A splice variant of the G protein beta 3-subunit implicated in disease states does not modulate ion channels.

A single-nucleotide polymorphism (C825T) in the GNB3 gene produces an alternative splice variant of the heterotrimeric G protein beta3 subunit (Gbeta3). Translation of the alternatively spliced mRNA results in a protein product, Gbeta3-s, in which 41 amino acids are deleted from Gbeta3. Interestingly, previous studies indicate that the C825T allele occurs with a high frequency in patients with certain vascular disorders. However, little information is available regarding the functional role Gbeta3-s might play in ion channel modulation. To examine this aspect, Gbeta3 or Gbeta3-s, along with either Ggamma2 or Ggamma5, were expressed in rat sympathetic neurons by nuclear microinjection of vector encoding the desired protein. In contrast to Gbeta3, expression of Gbeta3-s did not modulate N-type Ca(2+) or G protein-gated inwardly rectifying K(+) channels. In addition, Gbeta3-s did not appear to complex with a pertussis toxin-insensitive mutant of Galpha(i2) or couple to natively expressed alpha(2)-adrenergic receptors.

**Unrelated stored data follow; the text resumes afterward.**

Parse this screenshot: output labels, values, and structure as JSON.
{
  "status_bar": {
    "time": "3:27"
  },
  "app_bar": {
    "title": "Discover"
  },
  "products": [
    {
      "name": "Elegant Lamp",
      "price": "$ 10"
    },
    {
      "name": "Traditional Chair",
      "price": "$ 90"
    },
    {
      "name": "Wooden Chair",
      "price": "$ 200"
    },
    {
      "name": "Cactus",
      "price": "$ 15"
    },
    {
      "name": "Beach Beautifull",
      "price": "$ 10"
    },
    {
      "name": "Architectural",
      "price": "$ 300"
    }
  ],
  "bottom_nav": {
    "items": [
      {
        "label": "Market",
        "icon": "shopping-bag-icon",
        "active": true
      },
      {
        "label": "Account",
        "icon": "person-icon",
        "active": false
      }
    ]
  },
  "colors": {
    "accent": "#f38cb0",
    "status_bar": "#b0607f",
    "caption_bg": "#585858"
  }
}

Finally, fluorescence resonance energy transfer (FRET) measurements indicated that enhanced yellow fluorescent protein (EYFP)-labeled Gbeta3-s does not form a Gbetagamma heterodimer when coexpressed with enhanced cyan fluorescent protein (ECFP)-labeled Ggamma2. Therefore, when expressed in sympathetic neurons, Gbeta3-s appears to lack biological activity--hence pathological conditions in patients carrying the homozygous C825T allele may result from a functional knockout of Gbeta3.